大コロンビアとスクレの死
出典: フリー百科事典『ウィキペディア(Wikipedia)』 (2022/08/03 06:08 UTC 版)
「アントニオ・ホセ・デ・スクレ」の記事における「大コロンビアとスクレの死」の解説
スクレは妻が待つキトに向かい、その地に居を構え、妻の財産に頼って暮らすことにした。政治的には一貫してボリバルに味方したが、ボリバルの独裁化を好まず、自身の政治関与にも消極的だった。ボリバルはスクレを自身の後継者に指名しようと考えていたが、スクレはこの任を拒んだ。 しかし1828年にペルーがエクアドルの領有をねらって軍を集結させたため、再びコロンビア陸軍の指揮をとった。総司令官のラマルをはじめとするペルー軍の指揮官の多くは、独立戦争でスクレの部下として戦った者たちであった。倍近い兵力で侵攻したペルー軍は、1829年2月27日のタルキの戦い(英語版)でスクレに敗れて壊滅した。 7月10日に娘のテレサが生まれた。スクレは故郷のクマナで国会議員に選ばれたため、妻子を残して11月に首都ボゴタに向けて発った。1830年1月20日に発足した議会で、スクレは国会議長になった。このとき既にベネズエラはホセ・アントニオ・パエス(英語版)の下で分離の動きを明らかにしていた。スクレはパエスを説得するためカラカスに向かったが、パエスは会談を拒んでスクレを国境の町ククタで足止めした。スクレはあきらめてボゴタに戻り、ボリバル後の新大統領就任を見届けてから帰郷の旅についた。 その旅の途中、1830年6月4日に、スクレの一行は森の中で待ち伏せた複数の暗殺者に狙撃された。スクレは頭に弾を受けて即死した。 犯人は不明だったが、現場付近を管轄としていた軍人政治家のホセ・マリア・オバンド(英語版)が関与を疑われた。オバンドはペルーに逃亡したがすぐに復帰し、1831年から1832年と1853年から1854年の2度にわたってヌエバグラナダの大統領を務めた。オバンドは、自分は無実で、当時エクアドルの分離を画策していたフアン・ホセ・フローレス(英語版)(エクアドルの初代大統領)が真犯人だと主張した。1842年に下手人が判明し、アポリナル・モリリョらが逮捕され、処刑された。モリリョはオバンドの指示によると供述したが、裁判所はその証言を採用しなかった。 スクレの名前はボリビアの首都スクレとなり、生地クマナのある地域もスクレ州になった。
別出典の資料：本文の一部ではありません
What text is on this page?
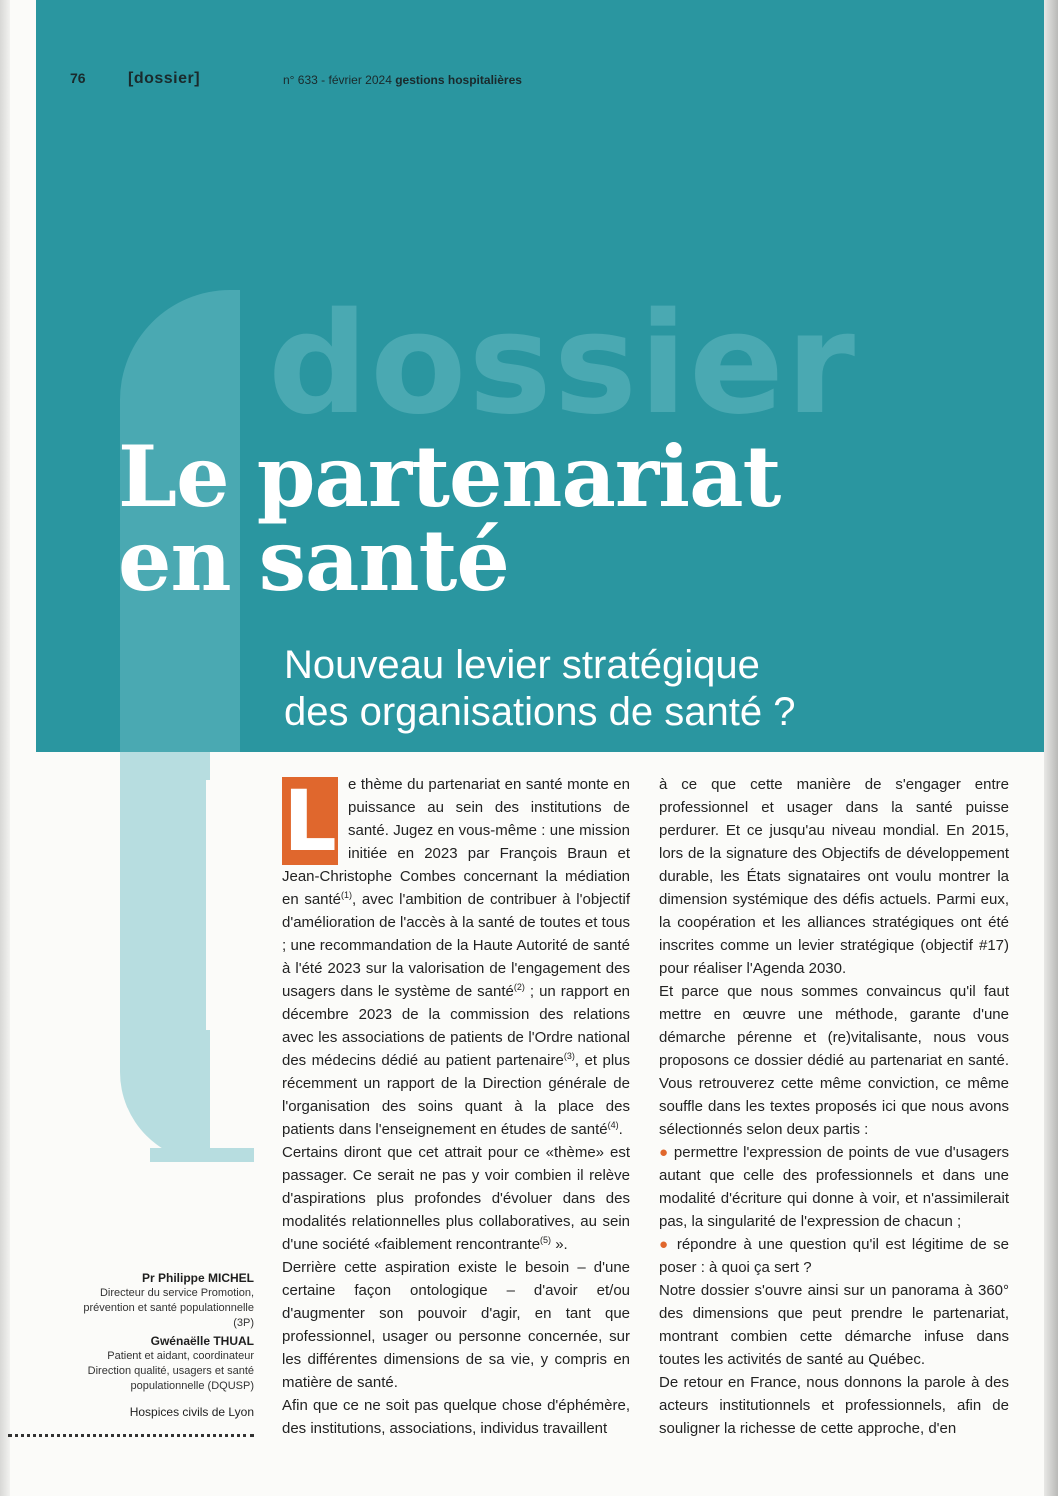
dossier
76	[dossier]	n° 633 - février 2024 gestions hospitalières
Le partenariat
en santé
Nouveau levier stratégique
des organisations de santé ?

L e thème du partenariat en santé monte en puissance au sein des institutions de santé. Jugez en vous-même : une mission initiée en 2023 par François Braun et Jean-Christophe Combes concernant la médiation en santé$^{(1)}$, avec l'ambition de contribuer à l'objectif d'amélioration de l'accès à la santé de toutes et tous ; une recommandation de la Haute Autorité de santé à l'été 2023 sur la valorisation de l'engagement des usagers dans le système de santé$^{(2)}$ ; un rapport en décembre 2023 de la commission des relations avec les associations de patients de l'Ordre national des médecins dédié au patient partenaire$^{(3)}$, et plus récemment un rapport de la Direction générale de l'organisation des soins quant à la place des patients dans l'enseignement en études de santé$^{(4)}$.

Certains diront que cet attrait pour ce «thème» est passager. Ce serait ne pas y voir combien il relève d'aspirations plus profondes d'évoluer dans des modalités relationnelles plus collaboratives, au sein d'une société «faiblement rencontrante$^{(5)}$ ».

Derrière cette aspiration existe le besoin – d'une certaine façon ontologique – d'avoir et/ou d'augmenter son pouvoir d'agir, en tant que professionnel, usager ou personne concernée, sur les différentes dimensions de sa vie, y compris en matière de santé.

Afin que ce ne soit pas quelque chose d'éphémère, des institutions, associations, individus travaillent

à ce que cette manière de s'engager entre professionnel et usager dans la santé puisse perdurer. Et ce jusqu'au niveau mondial. En 2015, lors de la signature des Objectifs de développement durable, les États signataires ont voulu montrer la dimension systémique des défis actuels. Parmi eux, la coopération et les alliances stratégiques ont été inscrites comme un levier stratégique (objectif #17) pour réaliser l'Agenda 2030.

Et parce que nous sommes convaincus qu'il faut mettre en œuvre une méthode, garante d'une démarche pérenne et (re)vitalisante, nous vous proposons ce dossier dédié au partenariat en santé. Vous retrouverez cette même conviction, ce même souffle dans les textes proposés ici que nous avons sélectionnés selon deux partis :

● permettre l'expression de points de vue d'usagers autant que celle des professionnels et dans une modalité d'écriture qui donne à voir, et n'assimilerait pas, la singularité de l'expression de chacun ;

● répondre à une question qu'il est légitime de se poser : à quoi ça sert ?

Notre dossier s'ouvre ainsi sur un panorama à 360° des dimensions que peut prendre le partenariat, montrant combien cette démarche infuse dans toutes les activités de santé au Québec.

De retour en France, nous donnons la parole à des acteurs institutionnels et professionnels, afin de souligner la richesse de cette approche, d'en

Pr Philippe MICHEL
Directeur du service Promotion, prévention et santé populationnelle (3P)
Gwénaëlle THUAL
Patient et aidant, coordinateur Direction qualité, usagers et santé populationnelle (DQUSP)
Hospices civils de Lyon
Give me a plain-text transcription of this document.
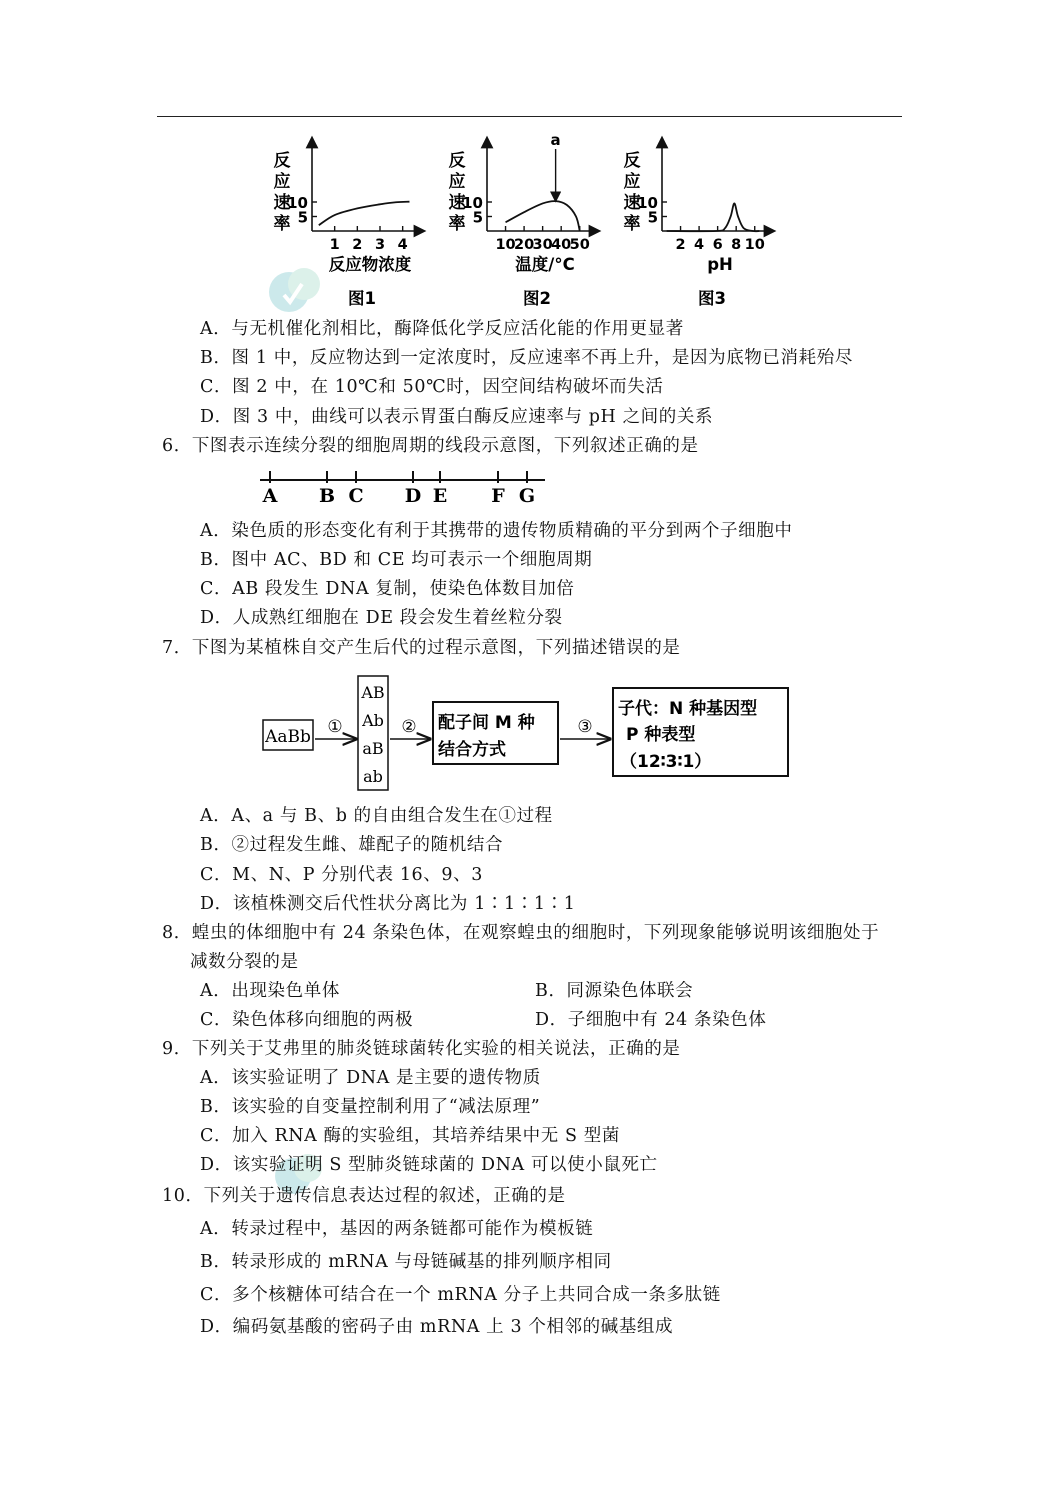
反
应
速
率
10
5
1 2 3 4
反应物浓度
图1
反
应
速
率
10
5
10
20
30
40
50
温度/°C
图2
a
反
应
速
率
10
5
2 4 6 8 10
pH
图3
A．与无机催化剂相比，酶降低化学反应活化能的作用更显著
B．图 1 中，反应物达到一定浓度时，反应速率不再上升，是因为底物已消耗殆尽
C．图 2 中，在 10℃和 50℃时，因空间结构破坏而失活
D．图 3 中，曲线可以表示胃蛋白酶反应速率与 pH 之间的关系
6．下图表示连续分裂的细胞周期的线段示意图，下列叙述正确的是
A B C D E F G
A．染色质的形态变化有利于其携带的遗传物质精确的平分到两个子细胞中
B．图中 AC、BD 和 CE 均可表示一个细胞周期
C．AB 段发生 DNA 复制，使染色体数目加倍
D．人成熟红细胞在 DE 段会发生着丝粒分裂
7．下图为某植株自交产生后代的过程示意图，下列描述错误的是
AaBb ①
AB
Ab
aB
ab
② 配子间 M 种
结合方式
③
子代：N 种基因型
P 种表型
（12∶3∶1）
A．A、a 与 B、b 的自由组合发生在①过程
B．②过程发生雌、雄配子的随机结合
C．M、N、P 分别代表 16、9、3
D．该植株测交后代性状分离比为 1∶1∶1∶1
8．蝗虫的体细胞中有 24 条染色体，在观察蝗虫的细胞时，下列现象能够说明该细胞处于
减数分裂的是
A．出现染色单体	B．同源染色体联会
C．染色体移向细胞的两极	D．子细胞中有 24 条染色体
9．下列关于艾弗里的肺炎链球菌转化实验的相关说法，正确的是
A．该实验证明了 DNA 是主要的遗传物质
B．该实验的自变量控制利用了“减法原理”
C．加入 RNA 酶的实验组，其培养结果中无 S 型菌
D．该实验证明 S 型肺炎链球菌的 DNA 可以使小鼠死亡
10．下列关于遗传信息表达过程的叙述，正确的是
A．转录过程中，基因的两条链都可能作为模板链
B．转录形成的 mRNA 与母链碱基的排列顺序相同
C．多个核糖体可结合在一个 mRNA 分子上共同合成一条多肽链
D．编码氨基酸的密码子由 mRNA 上 3 个相邻的碱基组成
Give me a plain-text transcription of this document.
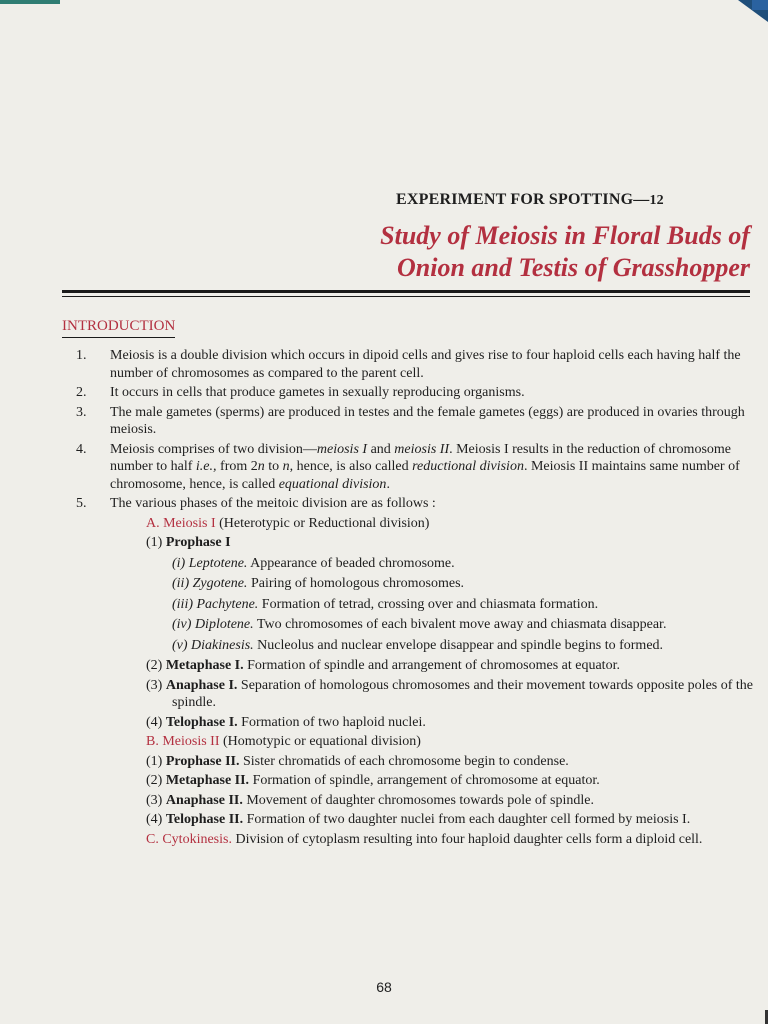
EXPERIMENT FOR SPOTTING—12
Study of Meiosis in Floral Buds of
Onion and Testis of Grasshopper
INTRODUCTION
1. Meiosis is a double division which occurs in dipoid cells and gives rise to four haploid cells each having half the number of chromosomes as compared to the parent cell.
2. It occurs in cells that produce gametes in sexually reproducing organisms.
3. The male gametes (sperms) are produced in testes and the female gametes (eggs) are produced in ovaries through meiosis.
4. Meiosis comprises of two division—meiosis I and meiosis II. Meiosis I results in the reduction of chromosome number to half i.e., from 2n to n, hence, is also called reductional division. Meiosis II maintains same number of chromosome, hence, is called equational division.
5. The various phases of the meitoic division are as follows :
A. Meiosis I (Heterotypic or Reductional division)
(1) Prophase I
(i) Leptotene. Appearance of beaded chromosome.
(ii) Zygotene. Pairing of homologous chromosomes.
(iii) Pachytene. Formation of tetrad, crossing over and chiasmata formation.
(iv) Diplotene. Two chromosomes of each bivalent move away and chiasmata disappear.
(v) Diakinesis. Nucleolus and nuclear envelope disappear and spindle begins to formed.
(2) Metaphase I. Formation of spindle and arrangement of chromosomes at equator.
(3) Anaphase I. Separation of homologous chromosomes and their movement towards opposite poles of the spindle.
(4) Telophase I. Formation of two haploid nuclei.
B. Meiosis II (Homotypic or equational division)
(1) Prophase II. Sister chromatids of each chromosome begin to condense.
(2) Metaphase II. Formation of spindle, arrangement of chromosome at equator.
(3) Anaphase II. Movement of daughter chromosomes towards pole of spindle.
(4) Telophase II. Formation of two daughter nuclei from each daughter cell formed by meiosis I.
C. Cytokinesis. Division of cytoplasm resulting into four haploid daughter cells form a diploid cell.
68
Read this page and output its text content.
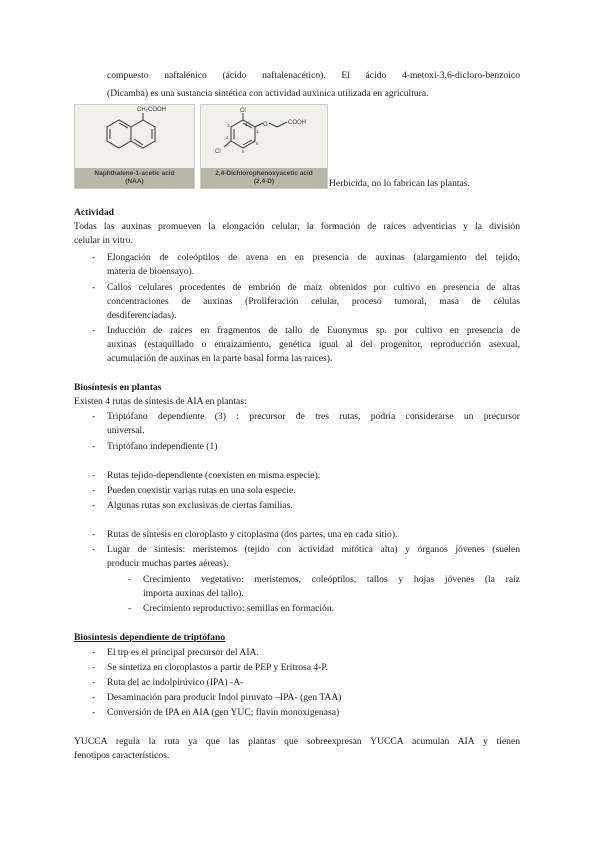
compuesto naftalénico (ácido naftalenacético). El ácido 4-metoxi-3,6-dicloro-benzoico
(Dicamba) es una sustancia sintética con actividad auxínica utilizada en agricultura.
CH₂COOH
Naphthalene-1-acetic acid
(NAA)
Cl
Cl
O	COOH
1
2
3
4
5
6
2,4-Dichlorophenoxyacetic acid
(2,4-D)	Herbicida, no lo fabrican las plantas.
Actividad
Todas las auxinas promueven la elongación celular, la formación de raíces adventicias y la división
celular in vitro.
- Elongación de coleóptilos de avena en en presencia de auxinas (alargamiento del tejido,
materia de bioensayo).
- Callos celulares procedentes de embrión de maíz obtenidos por cultivo en presencia de altas
concentraciones de auxinas (Proliferación celular, proceso tumoral, masa de células
desdiferenciadas).
- Inducción de raíces en fragmentos de tallo de Euonymus sp. por cultivo en presencia de
auxinas (estaquillado o enraizamiento, genética igual al del progenitor, reproducción asexual,
acumulación de auxinas en la parte basal forma las raíces).
Biosíntesis en plantas
Existen 4 rutas de síntesis de AIA en plantas:
- Triptófano dependiente (3) : precursor de tres rutas, podría considerarse un precursor
universal.
- Triptófano independiente (1)
- Rutas tejido-dependiente (coexisten en misma especie).
- Pueden coexistir varias rutas en una sola especie.
- Algunas rutas son exclusivas de ciertas familias.
- Rutas de síntesis en cloroplasto y citoplasma (dos partes, una en cada sitio).
- Lugar de síntesis: meristemos (tejido con actividad mitótica alta) y órganos jóvenes (suelen
producir muchas partes aéreas).
- Crecimiento vegetativo: meristemos, coleóptilos, tallos y hojas jóvenes (la raíz
importa auxinas del tallo).
- Crecimiento reproductivo: semillas en formación.
Biosíntesis dependiente de triptófano
- El trp es el principal precursor del AIA.
- Se sintetiza en cloroplastos a partir de PEP y Eritrosa 4-P.
- Ruta del ac indolpirúvico (IPA) -A-
- Desaminación para producir Indol piruvato –IPA- (gen TAA)
- Conversión de IPA en AIA (gen YUC; flavin monoxigenasa)
YUCCA regula la ruta ya que las plantas que sobreexpresan YUCCA acumulan AIA y tienen
fenotipos característicos.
またエクアドルの旧通貨の単位もスクレであった。1994年から1998年まで発行されていたベネズエラの旧2000ボリバル紙幣に肖像が使用されていた。 2017年10月9日にボリバル宇宙活動庁は小型地球観測衛星アントニオ・ホセ・デ・スクレ(英語版)(VRSS-2)をベネズエラは中華人民共和国の協力で打ち上げている。